The Cost of Regulating Charity

FOR 110 years, the Salvation Army has been offering temporary shelter and support to homeless and troubled people across the country. In exchange for ``three hots and a cot,'' plus about $20 a week, recipients perform such tasks as unloading discarded furniture and working in kitchens at the social-service centers the organization operates. Now the Department of Labor has decided that arrangement is unfair. It has ordered the group to pay its beneficiaries the federal minimum wage - $3.80 an hour. The Labor Department notes that other rehabilitative organizations, among them Goodwill Industries Inc., have long done so.
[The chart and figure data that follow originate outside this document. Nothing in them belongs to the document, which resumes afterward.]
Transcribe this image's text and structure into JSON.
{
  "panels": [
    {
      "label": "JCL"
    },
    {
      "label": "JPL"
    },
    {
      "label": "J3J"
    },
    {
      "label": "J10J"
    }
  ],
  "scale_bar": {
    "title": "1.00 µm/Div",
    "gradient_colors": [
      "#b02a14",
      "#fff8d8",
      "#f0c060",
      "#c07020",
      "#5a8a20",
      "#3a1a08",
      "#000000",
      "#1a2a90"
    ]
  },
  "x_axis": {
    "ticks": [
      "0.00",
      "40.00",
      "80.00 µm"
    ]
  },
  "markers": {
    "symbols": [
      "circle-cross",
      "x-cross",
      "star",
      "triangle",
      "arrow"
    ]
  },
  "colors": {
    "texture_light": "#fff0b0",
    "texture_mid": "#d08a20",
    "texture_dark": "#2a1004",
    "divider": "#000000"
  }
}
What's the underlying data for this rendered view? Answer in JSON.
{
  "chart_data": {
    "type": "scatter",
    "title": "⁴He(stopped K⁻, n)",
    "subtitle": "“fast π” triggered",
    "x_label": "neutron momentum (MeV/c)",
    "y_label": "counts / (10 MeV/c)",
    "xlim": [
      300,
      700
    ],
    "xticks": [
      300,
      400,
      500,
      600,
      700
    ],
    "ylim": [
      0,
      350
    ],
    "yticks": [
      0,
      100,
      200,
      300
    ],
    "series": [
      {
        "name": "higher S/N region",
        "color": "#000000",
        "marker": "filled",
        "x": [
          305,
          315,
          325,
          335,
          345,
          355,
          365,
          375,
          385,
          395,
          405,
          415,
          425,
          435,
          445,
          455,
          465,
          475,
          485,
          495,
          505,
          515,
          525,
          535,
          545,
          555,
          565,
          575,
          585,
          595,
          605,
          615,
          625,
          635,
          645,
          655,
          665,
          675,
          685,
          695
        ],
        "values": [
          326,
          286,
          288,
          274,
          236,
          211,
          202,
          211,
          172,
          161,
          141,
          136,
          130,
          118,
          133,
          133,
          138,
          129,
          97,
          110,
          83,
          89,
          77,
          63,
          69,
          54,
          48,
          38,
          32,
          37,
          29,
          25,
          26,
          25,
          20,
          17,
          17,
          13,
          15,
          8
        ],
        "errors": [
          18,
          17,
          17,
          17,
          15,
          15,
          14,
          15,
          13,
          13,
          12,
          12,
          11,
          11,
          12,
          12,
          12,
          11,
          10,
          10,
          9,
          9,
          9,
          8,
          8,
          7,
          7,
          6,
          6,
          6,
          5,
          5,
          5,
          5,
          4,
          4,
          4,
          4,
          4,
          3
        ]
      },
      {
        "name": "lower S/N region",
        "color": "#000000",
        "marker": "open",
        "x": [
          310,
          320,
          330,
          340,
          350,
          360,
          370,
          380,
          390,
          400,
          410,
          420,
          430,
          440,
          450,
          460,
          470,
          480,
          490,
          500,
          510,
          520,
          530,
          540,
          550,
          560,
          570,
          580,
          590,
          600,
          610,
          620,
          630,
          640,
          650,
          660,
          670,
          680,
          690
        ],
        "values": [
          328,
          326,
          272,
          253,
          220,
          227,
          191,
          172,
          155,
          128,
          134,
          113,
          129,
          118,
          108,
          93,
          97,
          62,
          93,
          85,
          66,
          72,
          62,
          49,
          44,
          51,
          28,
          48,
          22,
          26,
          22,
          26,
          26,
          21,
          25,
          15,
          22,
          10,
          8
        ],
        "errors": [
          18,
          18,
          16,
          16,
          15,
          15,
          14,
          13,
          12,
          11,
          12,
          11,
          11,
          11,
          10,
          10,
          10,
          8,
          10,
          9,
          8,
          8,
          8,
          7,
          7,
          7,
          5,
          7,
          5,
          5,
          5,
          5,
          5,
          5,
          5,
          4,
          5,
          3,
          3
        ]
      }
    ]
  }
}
Salvation Army officials are contesting the order on grounds they are helping, not employing, the destitute. They claim the requirement could doom the rehabilitation programs. Democratic Rep. Marge Roukema of New Jersey has taken up their cause, asking the Labor Department to grant the charity an exemption from minimum-wage laws. ``There are no winners in this scenario,'' she wrote to Secretary of Labor Elizabeth Dole. ``In the end, the Salvation Army will suffer, the budgets of the cities and states will suffer, and, most important, those who will be denied help will suffer.''

Similarly, in New York City, bureaucratic regulations have apparently closed another door to people in need. Mother Teresa's Missionaries of Charity abandoned plans to convert two vacant tenements in the Bronx into a shelter for the homeless because the mayor's office insisted that the buildings include elevators for the disabled. The nuns considered the $50,000 expenditure a luxury. Anyone unable to negotiate the stairs, they explained, would be carried, ``just like they do in Calcutta.''

Most of the time, government regulations play a necessary role in promoting fairness and serving the common good. But if, on occasion, certain regulations thwart the best efforts of nonprofit groups operating on shoestring budgets, there should be exceptions to enable them to do their work. During the past decade, the federal government has increasingly shifted responsibility for social services to the private sector. It would be an unintended irony and a hollow victory if those finding a marginal membership in society were denied, on finicky legal grounds, their right to be useful and to be sustained with dignity.